Students of history can cite dozens of hafganos which were called to stop autopsies, disturbing of ancient cemeteries, chillul Shabbos, giyus banos, yaldei teheran and the like. They can show you pictures of police beating religious Jews; of police shooting water cannons at women. They can give you the facts about the times choshuveh people such as Rav Yisroel Grossman were locked up in jail for participating in protests.
Rav Pinchas Lipschutz is still living in the Dark Ages himself. Once upon a time news wasn't easily accessed. Yes, if we wanted to know what was going on in Israel or elsewhere we had to rely on the newspapers and secular media. With the advent of the internet, this has all changed. No more can he dismiss the reports of Chareidim behaving badly as being blown out of proportion or excessive. We can all see, in live time, videos of these primitives running amok in the streets like vilde chayes. In fact, you know the situation is bad when other apologists being to turn:
Pinny Lipschutz’s job as apologist in Yated continues to get harder. He succeeds, as he usually does, in making a good case and offering valuable ideas to think about – even if you reject, as I do, much of the thrust of the piece and most of the conclusions. I am biased, of course, since he takes aim at those of us who called upon people to mitigate the chilul Hashem by writing into the Jerusalem Post. (The letters that I saw on the JP website were quite good, came from varied places, and I believe did create a counter-image of Torah Jews to what people were seeing on television and the internet.) Before you get angry at him, he does unequivocally condemn the violence. (Not quite enough for me. How many protests in which you cannot control the small number of crazies do you need before you do a cost-benefit analysis and realize that every peaceful protest you call inevitably leads to violence, stoned and destroyed cars, etc.? Also, comparing protest today to those he remembers of decades ago seems hopelessly wrong. Times – and the way people behave– change.

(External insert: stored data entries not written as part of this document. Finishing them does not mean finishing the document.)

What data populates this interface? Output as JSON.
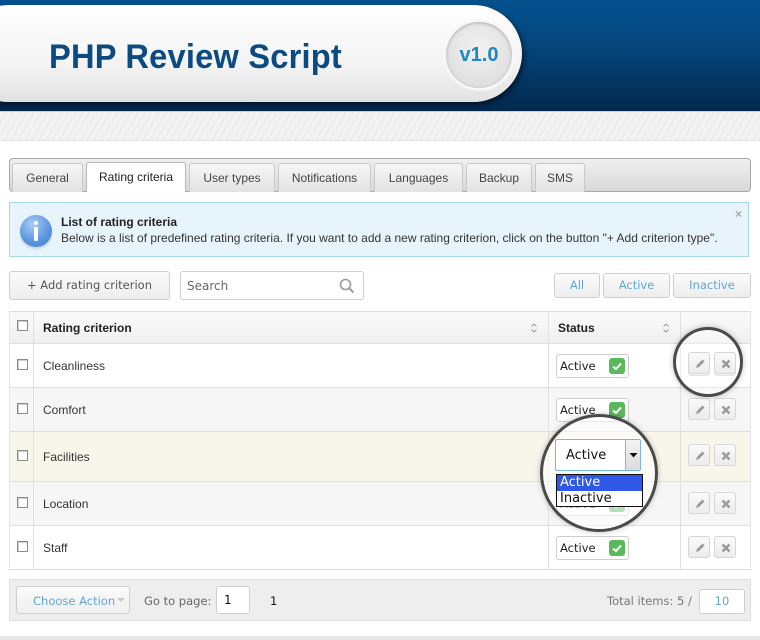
{
  "header": {
    "title": "PHP Review Script",
    "version": "v1.0"
  },
  "tabs": [
    {
      "label": "General",
      "active": false
    },
    {
      "label": "Rating criteria",
      "active": true
    },
    {
      "label": "User types",
      "active": false
    },
    {
      "label": "Notifications",
      "active": false
    },
    {
      "label": "Languages",
      "active": false
    },
    {
      "label": "Backup",
      "active": false
    },
    {
      "label": "SMS",
      "active": false
    }
  ],
  "info": {
    "icon": "info-icon",
    "title": "List of rating criteria",
    "text": "Below is a list of predefined rating criteria. If you want to add a new rating criterion, click on the button \"+ Add criterion type\".",
    "close": "×"
  },
  "toolbar": {
    "add_label": "+ Add rating criterion",
    "search_placeholder": "Search",
    "filters": [
      "All",
      "Active",
      "Inactive"
    ]
  },
  "table": {
    "columns": [
      "Rating criterion",
      "Status"
    ],
    "rows": [
      {
        "name": "Cleanliness",
        "status": "Active"
      },
      {
        "name": "Comfort",
        "status": "Active"
      },
      {
        "name": "Facilities",
        "status": "Active"
      },
      {
        "name": "Location",
        "status": "Active"
      },
      {
        "name": "Staff",
        "status": "Active"
      }
    ]
  },
  "dropdown": {
    "value": "Active",
    "options": [
      "Active",
      "Inactive"
    ],
    "highlighted": "Active"
  },
  "footer": {
    "choose_action": "Choose Action",
    "goto_label": "Go to page:",
    "goto_value": "1",
    "page_link": "1",
    "total_label": "Total items: 5 /",
    "per_page": "10"
  },
  "colors": {
    "header_blue": "#05528f",
    "title_blue": "#0c4a82",
    "status_green": "#5cb85c",
    "link_blue": "#5fa6d6",
    "dropdown_highlight": "#3058e6"
  }
}
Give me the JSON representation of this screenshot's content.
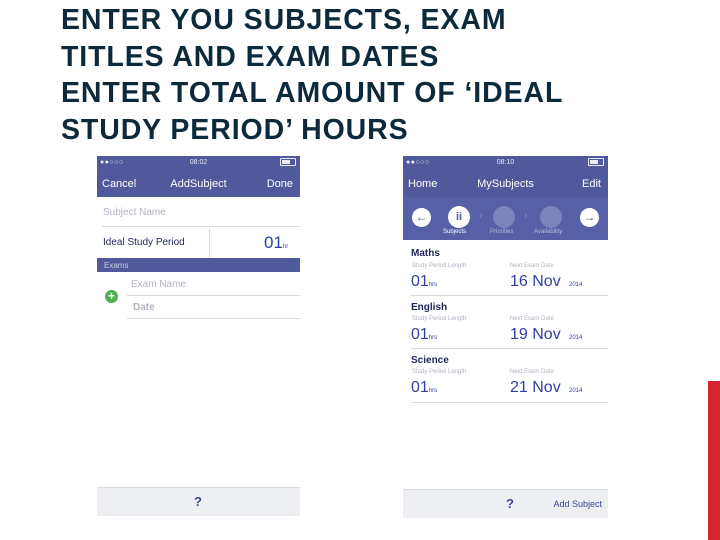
{
  "slide": {
    "title_lines": [
      "ENTER YOU SUBJECTS, EXAM",
      "TITLES AND EXAM DATES",
      "ENTER TOTAL AMOUNT OF ‘IDEAL",
      "STUDY PERIOD’ HOURS"
    ],
    "accent_color": "#d6232f",
    "title_color": "#0d2a3c"
  },
  "phone_add": {
    "status": {
      "signal": "●●○○○",
      "time": "08:02",
      "battery_icon": "battery-icon"
    },
    "nav": {
      "left": "Cancel",
      "title": "AddSubject",
      "right": "Done"
    },
    "subject_name_placeholder": "Subject Name",
    "study_period_label": "Ideal Study Period",
    "study_period_value": "01",
    "study_period_unit": "hr",
    "exams_header": "Exams",
    "exam_name_placeholder": "Exam Name",
    "date_placeholder": "Date",
    "toolbar_help": "?"
  },
  "phone_list": {
    "status": {
      "signal": "●●○○○",
      "time": "08:10",
      "battery_icon": "battery-icon"
    },
    "nav": {
      "left": "Home",
      "title": "MySubjects",
      "right": "Edit"
    },
    "steps": [
      "Subjects",
      "Priorities",
      "Availability"
    ],
    "subjects": [
      {
        "name": "Maths",
        "period_caption": "Study Period Length",
        "period": "01",
        "period_unit": "hrs",
        "date_caption": "Next Exam Date",
        "date": "16 Nov",
        "year": "2014"
      },
      {
        "name": "English",
        "period_caption": "Study Period Length",
        "period": "01",
        "period_unit": "hrs",
        "date_caption": "Next Exam Date",
        "date": "19 Nov",
        "year": "2014"
      },
      {
        "name": "Science",
        "period_caption": "Study Period Length",
        "period": "01",
        "period_unit": "hrs",
        "date_caption": "Next Exam Date",
        "date": "21 Nov",
        "year": "2014"
      }
    ],
    "toolbar_help": "?",
    "toolbar_add": "Add Subject"
  },
  "colors": {
    "nav_bar": "#50599b",
    "accent_blue": "#2f3fa3",
    "plus_green": "#4cb04f"
  }
}
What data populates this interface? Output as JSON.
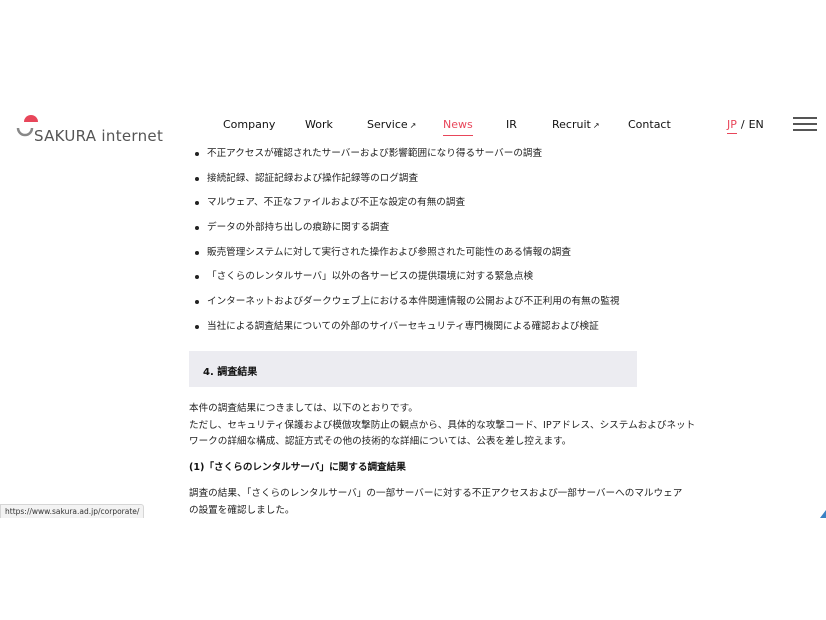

We have to face up to a simple fact: a not-so-tiny part of the Torah community, one that thinks that it is the holiest part of that community, has degenerated into a congregation of street thugs who differ from their non-religious counterparts only in how much Gemara they know. The sooner the rest of the Chareidi community realizes this and decides that it's more important to separate from them than to worry about how to look down at the rest of the Torah world, the better.